As previously discussed, I work in the oil industry particularly focusing on the area surrounding DuPont and DuPont’s flame-retardant material, Nomex. But just a few months back in December, DuPont merged with Dow Chemical Company, another of the oldest chemical companies in the United States. Together they have created a company with a market capitalization of over $130 billion combined, and with their forces joined, DowDuPont has created some of the most ubiquitous and life-changing inventions you may not even be aware of. Here is a list of some of the most notable inventions to have come out of Dow and DuPont to celebrate the merger.
Dow Chemical created and trademarked Styrofoam over sixty years ago! Although the name has been taken over as a generic term (Like Kleenex being used to refer to any tissue, regardless of brand) most of Dow’s styrofoam is used as insulation. The rest is primarily crafts-based. Lots of set building for film and stage, the foam you use to make craft wreaths, et cetera. Food-based packaging is not made from Styrofoam. While Styrofoam has gotten a bad reputation for it’s lack of environmental benefits, researchers at Stanford have been working with researchers in China to discover that mealworms can eat and digest it, and so far the excretions of the mealworms have, in testing, been found as safe to use on crops as fertilizer.
Nylon was developed at DuPont in the 1930’s by chemist Wallace Carothers. It was developed as a synthetic replacement for the silk stockings that were rapidly becoming unavailable, as silk was needed for the war effort in making parachutes for soldiers and was the best material for powder bags for naval guns. Since then, nylon can be found in everything from guitar strings to toothbrushes to emergency room sutures.
Teflon was developed after a chemist at DuPont named Roy Plunkette discovered a resin called polytetrafluoroethylene, which was actually part of a search for a new coolant, which Teflon wasn’t good for. Many at DuPont believed that slippery Teflon would be useless. Of course, it’s not a common household good on most non-stick pots and pans, but as a hydrophobic surface (neither water nor water-containing substances wet polytetrafluoroethylene) it is also used as an additive in water-resistant goods like carpets and paint.
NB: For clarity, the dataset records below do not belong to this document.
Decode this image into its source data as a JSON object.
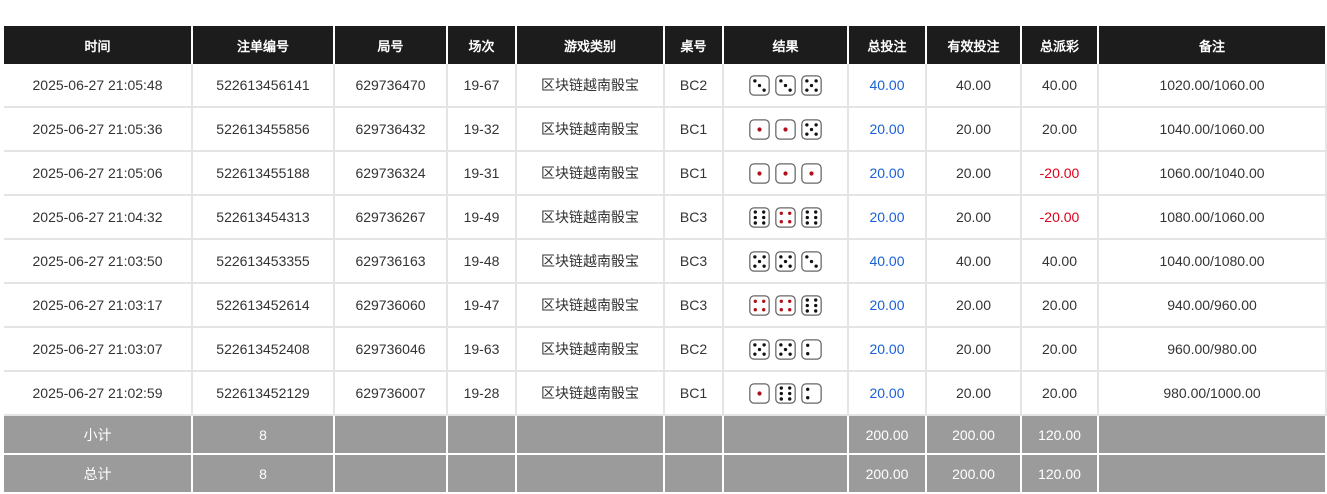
{
  "headers": [
    "时间",
    "注单编号",
    "局号",
    "场次",
    "游戏类别",
    "桌号",
    "结果",
    "总投注",
    "有效投注",
    "总派彩",
    "备注"
  ],
  "rows": [
    {
      "time": "2025-06-27 21:05:48",
      "bet_id": "522613456141",
      "round": "629736470",
      "session": "19-67",
      "game": "区块链越南骰宝",
      "table": "BC2",
      "dice": [
        3,
        3,
        5
      ],
      "total_bet": "40.00",
      "valid_bet": "40.00",
      "payout": "40.00",
      "payout_negative": false,
      "note": "1020.00/1060.00"
    },
    {
      "time": "2025-06-27 21:05:36",
      "bet_id": "522613455856",
      "round": "629736432",
      "session": "19-32",
      "game": "区块链越南骰宝",
      "table": "BC1",
      "dice": [
        1,
        1,
        5
      ],
      "total_bet": "20.00",
      "valid_bet": "20.00",
      "payout": "20.00",
      "payout_negative": false,
      "note": "1040.00/1060.00"
    },
    {
      "time": "2025-06-27 21:05:06",
      "bet_id": "522613455188",
      "round": "629736324",
      "session": "19-31",
      "game": "区块链越南骰宝",
      "table": "BC1",
      "dice": [
        1,
        1,
        1
      ],
      "total_bet": "20.00",
      "valid_bet": "20.00",
      "payout": "-20.00",
      "payout_negative": true,
      "note": "1060.00/1040.00"
    },
    {
      "time": "2025-06-27 21:04:32",
      "bet_id": "522613454313",
      "round": "629736267",
      "session": "19-49",
      "game": "区块链越南骰宝",
      "table": "BC3",
      "dice": [
        6,
        4,
        6
      ],
      "total_bet": "20.00",
      "valid_bet": "20.00",
      "payout": "-20.00",
      "payout_negative": true,
      "note": "1080.00/1060.00"
    },
    {
      "time": "2025-06-27 21:03:50",
      "bet_id": "522613453355",
      "round": "629736163",
      "session": "19-48",
      "game": "区块链越南骰宝",
      "table": "BC3",
      "dice": [
        5,
        5,
        3
      ],
      "total_bet": "40.00",
      "valid_bet": "40.00",
      "payout": "40.00",
      "payout_negative": false,
      "note": "1040.00/1080.00"
    },
    {
      "time": "2025-06-27 21:03:17",
      "bet_id": "522613452614",
      "round": "629736060",
      "session": "19-47",
      "game": "区块链越南骰宝",
      "table": "BC3",
      "dice": [
        4,
        4,
        6
      ],
      "total_bet": "20.00",
      "valid_bet": "20.00",
      "payout": "20.00",
      "payout_negative": false,
      "note": "940.00/960.00"
    },
    {
      "time": "2025-06-27 21:03:07",
      "bet_id": "522613452408",
      "round": "629736046",
      "session": "19-63",
      "game": "区块链越南骰宝",
      "table": "BC2",
      "dice": [
        5,
        5,
        2
      ],
      "total_bet": "20.00",
      "valid_bet": "20.00",
      "payout": "20.00",
      "payout_negative": false,
      "note": "960.00/980.00"
    },
    {
      "time": "2025-06-27 21:02:59",
      "bet_id": "522613452129",
      "round": "629736007",
      "session": "19-28",
      "game": "区块链越南骰宝",
      "table": "BC1",
      "dice": [
        1,
        6,
        2
      ],
      "total_bet": "20.00",
      "valid_bet": "20.00",
      "payout": "20.00",
      "payout_negative": false,
      "note": "980.00/1000.00"
    }
  ],
  "subtotal": {
    "label": "小计",
    "count": "8",
    "total_bet": "200.00",
    "valid_bet": "200.00",
    "payout": "120.00"
  },
  "total": {
    "label": "总计",
    "count": "8",
    "total_bet": "200.00",
    "valid_bet": "200.00",
    "payout": "120.00"
  },
  "colors": {
    "header_bg": "#1c1c1c",
    "summary_bg": "#9b9b9b",
    "bet_blue": "#1a5fd6",
    "negative_red": "#e0001a",
    "pip_red": "#b0101a"
  }
}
Napalm is obviously a more controversial invention, but it came out of Dow in 1942. It is inflammable liquid used in warfare. It is a mixture of a gelling agent and petroleum or a similar fuel. It was initially used as an incendiary device against buildings and later primarily as an anti-personnel weapon, as it sticks to skin and causes severe burns when on fire.
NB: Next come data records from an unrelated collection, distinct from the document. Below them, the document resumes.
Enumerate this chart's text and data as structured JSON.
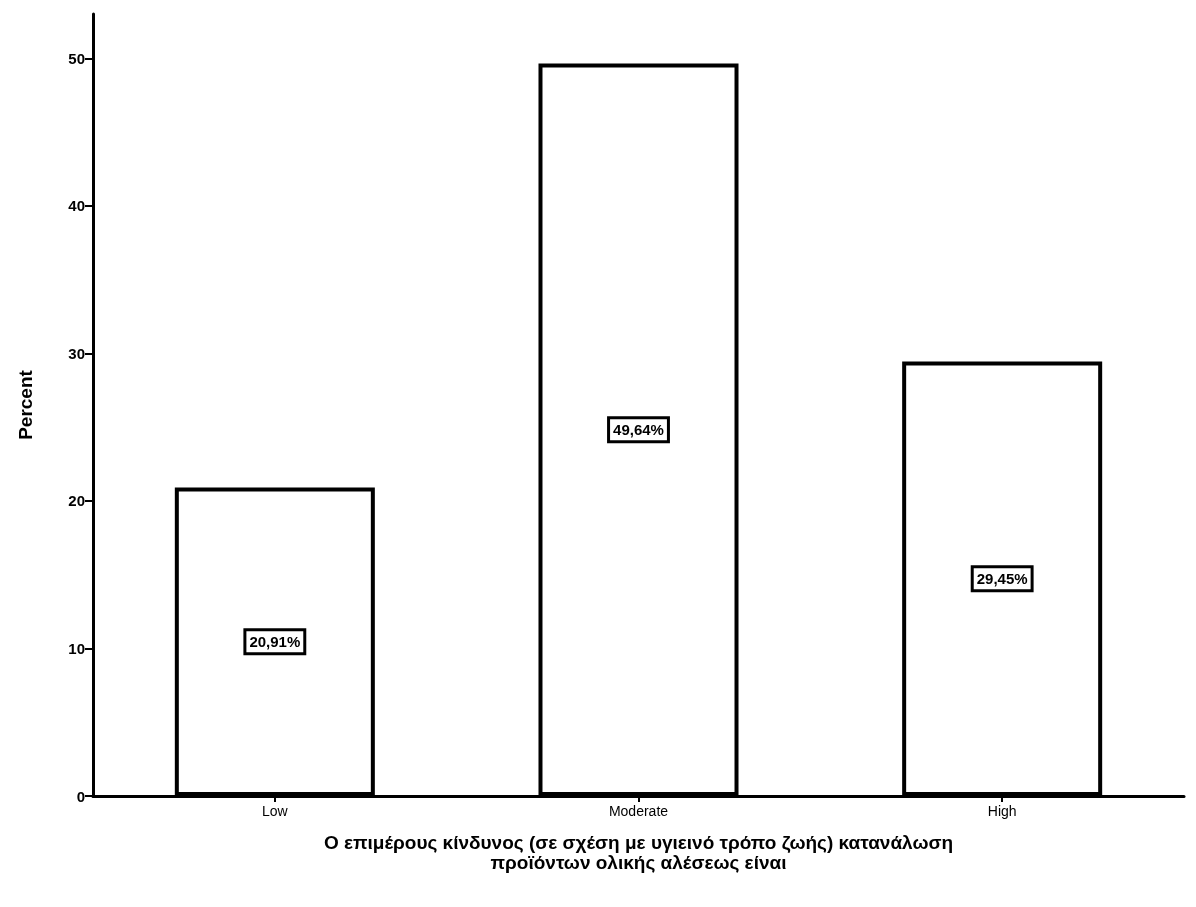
{
  "chart_data": {
    "type": "bar",
    "xlabel": "Ο επιμέρους κίνδυνος (σε σχέση με υγιεινό τρόπο ζωής) κατανάλωση\nπροϊόντων ολικής αλέσεως είναι",
    "ylabel": "Percent",
    "categories": [
      "Low",
      "Moderate",
      "High"
    ],
    "values": [
      20.91,
      49.64,
      29.45
    ],
    "value_labels": [
      "20,91%",
      "49,64%",
      "29,45%"
    ],
    "color": "#ffffff",
    "ylim": [
      0,
      53
    ],
    "yticks": [
      0,
      10,
      20,
      30,
      40,
      50
    ],
    "grid": false
  }
}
Dow has also created artificial turf, which is made up of many layers including short absorbers, polyurethane backing, infill granules, and the upper layer of yarn that replicates the look of grass. Amongst many other uses, expect to see Dow turf at the Rio 2016 Olympic Games!
Kevlar, a fiber created by Stephanie Kwolek at DuPont, is a synthetic fiber of high tensile strength which can be used as a reinforcing agent. You can find it in tires, and other rubber products that need added strength, and obviously is most well known in protective armour such as helmets and vests like those worn by law enforcement.
Neoprene is a synthetic rubber that exhibits good chemical stability and maintains flexibility over a wide range of temperatures. It also comes from those brainiacs at DuPont. It can be sold as solid rubber or in latex for, and can be found in everything from laptop cases to diver’s wetsuits to electrical insulation.